La lengua, por supuesto, no se circunscribe a la literatura –que es su expresión artística–, sino que abarca otros ámbitos de la cultura y de la vida, desde el derecho a la ciencia, pasando por la economía y el oficio de los negocios, tan aficionado a los innecesarios préstamos del inglés. ¿Acaso no tiene más trabajo el director del Instituto Cervantes en Cataluña, donde el español es hostigado por el supremacismo del independentismo, que en América?
Diríamos que sí, aunque ya se sabe: García Montero, alma lírica y viudo profesional, sobre el que bufan sin parar muchos de sus antiguos cardenales tras ser despedidos por un voluble capricho del corazón, nunca antes, guarda la obediencia debida a quien le puso: el Gobierno, que teme que la RAE, sin ser una institución perfecta, quiera ser independiente y tener su propio criterio.
Los ataques de García Montero, que es un politruk de libro, carecen de causas objetivas. Desde luego, no lo son ni la antipatía personal ni la falta (suponemos que mutua) de cordialidad, exigibles a quienes representan a instituciones públicas. El director del Instituto Cervantes ha intensificado las hostilidades no tanto por sentir envidia –el prestigio de ambas organizaciones no es equivalente– sino por una exigencia (marcial, por supuesto) de mostrar una fidelidad perruna al prócer al que debe el puesto.
La lengua –dijo Nebrija– “siempre fue compañera del imperio”, pero antes fue –y es– el territorio supremo de la libertad.
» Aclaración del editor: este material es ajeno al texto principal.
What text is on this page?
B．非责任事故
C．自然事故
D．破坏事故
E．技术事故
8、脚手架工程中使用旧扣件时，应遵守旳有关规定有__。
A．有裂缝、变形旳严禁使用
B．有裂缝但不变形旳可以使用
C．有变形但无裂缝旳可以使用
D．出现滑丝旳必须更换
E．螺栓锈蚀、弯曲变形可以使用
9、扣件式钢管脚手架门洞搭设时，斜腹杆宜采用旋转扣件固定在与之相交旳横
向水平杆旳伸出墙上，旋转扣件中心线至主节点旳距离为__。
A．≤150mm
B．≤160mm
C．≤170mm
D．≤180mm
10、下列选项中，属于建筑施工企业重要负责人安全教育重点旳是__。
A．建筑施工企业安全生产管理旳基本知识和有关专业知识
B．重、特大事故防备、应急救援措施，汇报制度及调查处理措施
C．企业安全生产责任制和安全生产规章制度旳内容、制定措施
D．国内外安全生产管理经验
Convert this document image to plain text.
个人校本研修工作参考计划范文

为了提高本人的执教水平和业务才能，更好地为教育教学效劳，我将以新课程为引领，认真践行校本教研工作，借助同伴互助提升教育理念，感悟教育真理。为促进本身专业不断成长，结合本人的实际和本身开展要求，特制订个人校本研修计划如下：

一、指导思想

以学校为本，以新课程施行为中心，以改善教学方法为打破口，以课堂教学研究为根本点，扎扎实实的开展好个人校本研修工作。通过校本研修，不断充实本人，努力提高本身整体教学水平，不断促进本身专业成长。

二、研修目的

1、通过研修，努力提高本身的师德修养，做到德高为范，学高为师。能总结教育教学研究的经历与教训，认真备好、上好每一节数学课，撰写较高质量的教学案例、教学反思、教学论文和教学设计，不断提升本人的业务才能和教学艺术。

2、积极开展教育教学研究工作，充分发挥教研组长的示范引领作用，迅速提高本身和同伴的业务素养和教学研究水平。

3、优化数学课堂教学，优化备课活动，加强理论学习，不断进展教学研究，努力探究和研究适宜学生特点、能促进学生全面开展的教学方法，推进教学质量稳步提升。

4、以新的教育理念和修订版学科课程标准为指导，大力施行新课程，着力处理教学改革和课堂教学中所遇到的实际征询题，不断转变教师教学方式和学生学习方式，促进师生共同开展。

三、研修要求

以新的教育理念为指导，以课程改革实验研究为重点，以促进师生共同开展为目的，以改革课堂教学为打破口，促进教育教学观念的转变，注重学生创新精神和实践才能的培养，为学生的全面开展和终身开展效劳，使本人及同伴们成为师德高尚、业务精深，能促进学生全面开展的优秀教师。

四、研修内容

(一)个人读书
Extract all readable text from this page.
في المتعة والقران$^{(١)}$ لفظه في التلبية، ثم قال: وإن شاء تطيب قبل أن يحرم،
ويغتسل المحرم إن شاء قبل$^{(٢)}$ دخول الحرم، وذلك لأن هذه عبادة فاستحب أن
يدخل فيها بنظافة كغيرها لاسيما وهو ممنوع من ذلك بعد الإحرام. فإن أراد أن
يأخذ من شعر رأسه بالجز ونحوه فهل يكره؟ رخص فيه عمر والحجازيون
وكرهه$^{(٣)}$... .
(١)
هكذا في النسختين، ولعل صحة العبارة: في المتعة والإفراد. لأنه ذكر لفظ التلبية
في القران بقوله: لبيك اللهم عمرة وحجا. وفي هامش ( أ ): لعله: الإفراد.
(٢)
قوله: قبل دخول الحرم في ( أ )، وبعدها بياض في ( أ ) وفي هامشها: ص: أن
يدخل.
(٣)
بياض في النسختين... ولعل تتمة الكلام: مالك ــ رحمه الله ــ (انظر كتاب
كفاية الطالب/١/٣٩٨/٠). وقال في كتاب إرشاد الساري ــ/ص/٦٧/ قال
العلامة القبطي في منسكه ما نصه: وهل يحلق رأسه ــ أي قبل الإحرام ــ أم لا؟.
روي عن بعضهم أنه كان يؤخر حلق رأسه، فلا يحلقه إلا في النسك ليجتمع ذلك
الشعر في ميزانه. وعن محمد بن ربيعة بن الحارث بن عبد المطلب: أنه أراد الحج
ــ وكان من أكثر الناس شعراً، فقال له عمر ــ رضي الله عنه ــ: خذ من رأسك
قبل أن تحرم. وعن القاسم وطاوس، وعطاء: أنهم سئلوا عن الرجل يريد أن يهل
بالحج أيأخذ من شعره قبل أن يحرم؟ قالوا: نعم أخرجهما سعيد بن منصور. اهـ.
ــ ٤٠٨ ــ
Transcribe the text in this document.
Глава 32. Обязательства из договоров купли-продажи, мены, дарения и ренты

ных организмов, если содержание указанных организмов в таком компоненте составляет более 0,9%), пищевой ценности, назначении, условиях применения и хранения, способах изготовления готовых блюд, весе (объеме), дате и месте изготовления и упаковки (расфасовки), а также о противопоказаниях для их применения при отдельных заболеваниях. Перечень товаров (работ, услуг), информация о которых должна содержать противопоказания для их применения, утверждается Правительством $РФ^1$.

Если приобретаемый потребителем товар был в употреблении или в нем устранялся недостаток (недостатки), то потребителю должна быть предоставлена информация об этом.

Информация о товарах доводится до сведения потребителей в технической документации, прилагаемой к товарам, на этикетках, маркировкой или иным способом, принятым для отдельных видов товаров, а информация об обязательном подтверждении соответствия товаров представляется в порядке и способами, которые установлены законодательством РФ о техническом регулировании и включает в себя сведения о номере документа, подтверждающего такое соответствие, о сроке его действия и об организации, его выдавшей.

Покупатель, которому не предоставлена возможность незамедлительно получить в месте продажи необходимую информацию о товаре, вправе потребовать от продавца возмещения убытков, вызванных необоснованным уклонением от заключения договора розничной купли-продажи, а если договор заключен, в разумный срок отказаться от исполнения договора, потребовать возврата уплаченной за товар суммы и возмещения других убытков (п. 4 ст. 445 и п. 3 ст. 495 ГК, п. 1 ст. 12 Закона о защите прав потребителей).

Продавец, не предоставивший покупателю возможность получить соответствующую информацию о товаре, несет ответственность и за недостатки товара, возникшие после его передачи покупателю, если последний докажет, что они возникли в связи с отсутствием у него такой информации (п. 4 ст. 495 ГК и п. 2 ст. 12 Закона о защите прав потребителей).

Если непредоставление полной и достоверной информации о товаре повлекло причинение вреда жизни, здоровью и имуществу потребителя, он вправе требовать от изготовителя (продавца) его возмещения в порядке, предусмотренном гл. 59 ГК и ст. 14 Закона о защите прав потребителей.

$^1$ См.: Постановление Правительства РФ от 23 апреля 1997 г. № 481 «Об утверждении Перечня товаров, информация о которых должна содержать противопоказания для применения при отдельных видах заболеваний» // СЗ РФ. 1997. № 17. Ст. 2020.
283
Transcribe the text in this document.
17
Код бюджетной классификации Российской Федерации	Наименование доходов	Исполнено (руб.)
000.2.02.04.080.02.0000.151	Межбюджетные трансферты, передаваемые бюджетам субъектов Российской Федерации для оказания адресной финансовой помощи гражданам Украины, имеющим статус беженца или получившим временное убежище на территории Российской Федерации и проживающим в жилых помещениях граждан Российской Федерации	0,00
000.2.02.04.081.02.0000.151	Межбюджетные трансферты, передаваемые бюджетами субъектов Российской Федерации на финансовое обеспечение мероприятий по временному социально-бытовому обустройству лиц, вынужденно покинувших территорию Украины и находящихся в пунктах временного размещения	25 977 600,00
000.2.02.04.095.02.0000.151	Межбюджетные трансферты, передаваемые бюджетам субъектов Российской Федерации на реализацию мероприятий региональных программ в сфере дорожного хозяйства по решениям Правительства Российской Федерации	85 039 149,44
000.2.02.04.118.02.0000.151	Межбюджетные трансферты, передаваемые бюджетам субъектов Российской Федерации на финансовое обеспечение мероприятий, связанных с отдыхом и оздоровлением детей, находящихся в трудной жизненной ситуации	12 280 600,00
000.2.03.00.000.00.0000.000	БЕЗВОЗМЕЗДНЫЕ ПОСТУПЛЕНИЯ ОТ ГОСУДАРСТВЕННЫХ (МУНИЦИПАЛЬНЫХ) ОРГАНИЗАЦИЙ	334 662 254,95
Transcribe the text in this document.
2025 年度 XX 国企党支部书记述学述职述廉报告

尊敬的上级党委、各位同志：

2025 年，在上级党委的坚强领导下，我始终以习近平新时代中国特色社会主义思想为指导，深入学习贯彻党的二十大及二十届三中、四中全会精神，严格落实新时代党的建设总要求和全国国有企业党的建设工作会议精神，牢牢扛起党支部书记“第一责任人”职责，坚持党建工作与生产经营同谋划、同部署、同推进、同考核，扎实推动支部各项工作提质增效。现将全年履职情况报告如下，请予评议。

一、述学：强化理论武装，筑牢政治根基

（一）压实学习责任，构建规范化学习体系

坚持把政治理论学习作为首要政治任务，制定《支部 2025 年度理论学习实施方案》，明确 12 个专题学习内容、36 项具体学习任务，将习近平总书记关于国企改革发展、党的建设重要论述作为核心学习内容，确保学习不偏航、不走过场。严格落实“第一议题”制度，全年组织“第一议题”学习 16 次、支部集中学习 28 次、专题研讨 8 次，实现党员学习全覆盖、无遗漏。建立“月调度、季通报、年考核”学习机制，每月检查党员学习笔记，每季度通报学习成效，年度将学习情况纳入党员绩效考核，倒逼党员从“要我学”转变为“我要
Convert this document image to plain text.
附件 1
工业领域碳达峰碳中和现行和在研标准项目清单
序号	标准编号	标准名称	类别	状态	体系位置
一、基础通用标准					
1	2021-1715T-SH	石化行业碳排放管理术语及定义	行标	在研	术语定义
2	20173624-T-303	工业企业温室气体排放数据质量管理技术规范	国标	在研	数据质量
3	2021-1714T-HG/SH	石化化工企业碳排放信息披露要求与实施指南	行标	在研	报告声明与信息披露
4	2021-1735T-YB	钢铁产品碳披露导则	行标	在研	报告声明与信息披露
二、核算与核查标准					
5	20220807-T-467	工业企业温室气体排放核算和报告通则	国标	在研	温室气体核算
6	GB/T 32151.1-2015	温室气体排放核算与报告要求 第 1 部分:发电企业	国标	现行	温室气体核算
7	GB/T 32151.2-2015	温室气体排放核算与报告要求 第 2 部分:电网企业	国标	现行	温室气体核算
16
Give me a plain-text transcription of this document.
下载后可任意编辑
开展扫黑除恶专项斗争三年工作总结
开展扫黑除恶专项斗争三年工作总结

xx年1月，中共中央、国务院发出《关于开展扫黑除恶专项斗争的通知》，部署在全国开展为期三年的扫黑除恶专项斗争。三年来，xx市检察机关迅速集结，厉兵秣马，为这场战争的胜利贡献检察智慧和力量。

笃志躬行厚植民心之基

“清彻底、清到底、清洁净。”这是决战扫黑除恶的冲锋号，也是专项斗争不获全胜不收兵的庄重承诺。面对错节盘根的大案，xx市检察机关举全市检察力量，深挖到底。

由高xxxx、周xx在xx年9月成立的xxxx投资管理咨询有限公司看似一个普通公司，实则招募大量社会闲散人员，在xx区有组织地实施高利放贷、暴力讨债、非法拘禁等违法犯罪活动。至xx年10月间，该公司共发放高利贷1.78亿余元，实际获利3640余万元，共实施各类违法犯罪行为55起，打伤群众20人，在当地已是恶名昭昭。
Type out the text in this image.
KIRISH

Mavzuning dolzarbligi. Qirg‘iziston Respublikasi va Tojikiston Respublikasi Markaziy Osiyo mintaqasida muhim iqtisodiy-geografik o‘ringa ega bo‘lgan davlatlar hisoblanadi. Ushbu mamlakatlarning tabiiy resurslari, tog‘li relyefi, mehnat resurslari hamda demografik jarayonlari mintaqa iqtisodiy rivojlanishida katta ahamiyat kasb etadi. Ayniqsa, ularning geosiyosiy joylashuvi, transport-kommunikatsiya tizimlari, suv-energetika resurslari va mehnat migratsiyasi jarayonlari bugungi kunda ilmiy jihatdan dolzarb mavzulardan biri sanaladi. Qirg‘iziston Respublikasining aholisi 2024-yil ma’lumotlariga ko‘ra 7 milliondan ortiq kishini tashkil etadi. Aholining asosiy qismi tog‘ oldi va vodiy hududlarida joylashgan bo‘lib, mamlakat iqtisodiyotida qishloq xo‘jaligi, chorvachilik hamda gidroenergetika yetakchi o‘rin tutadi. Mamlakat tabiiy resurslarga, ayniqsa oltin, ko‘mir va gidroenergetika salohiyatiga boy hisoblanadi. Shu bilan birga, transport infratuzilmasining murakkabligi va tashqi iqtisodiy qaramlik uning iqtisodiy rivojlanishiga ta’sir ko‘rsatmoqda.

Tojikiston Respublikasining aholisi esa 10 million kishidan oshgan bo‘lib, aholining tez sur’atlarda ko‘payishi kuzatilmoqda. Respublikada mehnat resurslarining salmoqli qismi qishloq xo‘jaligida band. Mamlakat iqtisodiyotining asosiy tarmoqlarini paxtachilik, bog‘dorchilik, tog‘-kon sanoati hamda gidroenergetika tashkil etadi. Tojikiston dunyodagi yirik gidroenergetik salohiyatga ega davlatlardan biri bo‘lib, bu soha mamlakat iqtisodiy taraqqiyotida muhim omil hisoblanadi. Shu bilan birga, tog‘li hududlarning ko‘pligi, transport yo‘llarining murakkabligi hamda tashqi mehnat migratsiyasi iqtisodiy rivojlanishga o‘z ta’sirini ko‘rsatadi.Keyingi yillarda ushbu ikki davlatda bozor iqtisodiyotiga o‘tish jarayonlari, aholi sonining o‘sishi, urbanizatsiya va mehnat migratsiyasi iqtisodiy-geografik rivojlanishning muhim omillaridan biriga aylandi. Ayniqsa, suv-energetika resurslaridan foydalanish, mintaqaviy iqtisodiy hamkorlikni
Éste es el patrimonio moral, y sin duda político (en el buen sentido del término) que Muñoz Machado, o quien le suceda cuando corresponda, debe garantizar al frente de la RAE. Como dijo John Locke, “el fin de la ley no es abolir o restringir nada, sino preservar y ampliar la libertad”. Donde no hay ley, no existe libertad.
A la Academia le compete describir y registrar cómo hablamos y escribimos quienes usamos el español para expresarnos. No debe aceptar injerencias del poder político y a todos nos conviene que sea beligerante con la colonización partidaria de las instituciones culturales. García Montero, si quiere –y sin duda lo desea tanto o más que ser algún día ministro de Cultura–, puede seguir escribiendo como dictamine este Gobierno que ignora y tolera el hostigamiento al español en Cataluña y denomina “cambiar de opinión” a lo que, lisa y llanamente, es mentir.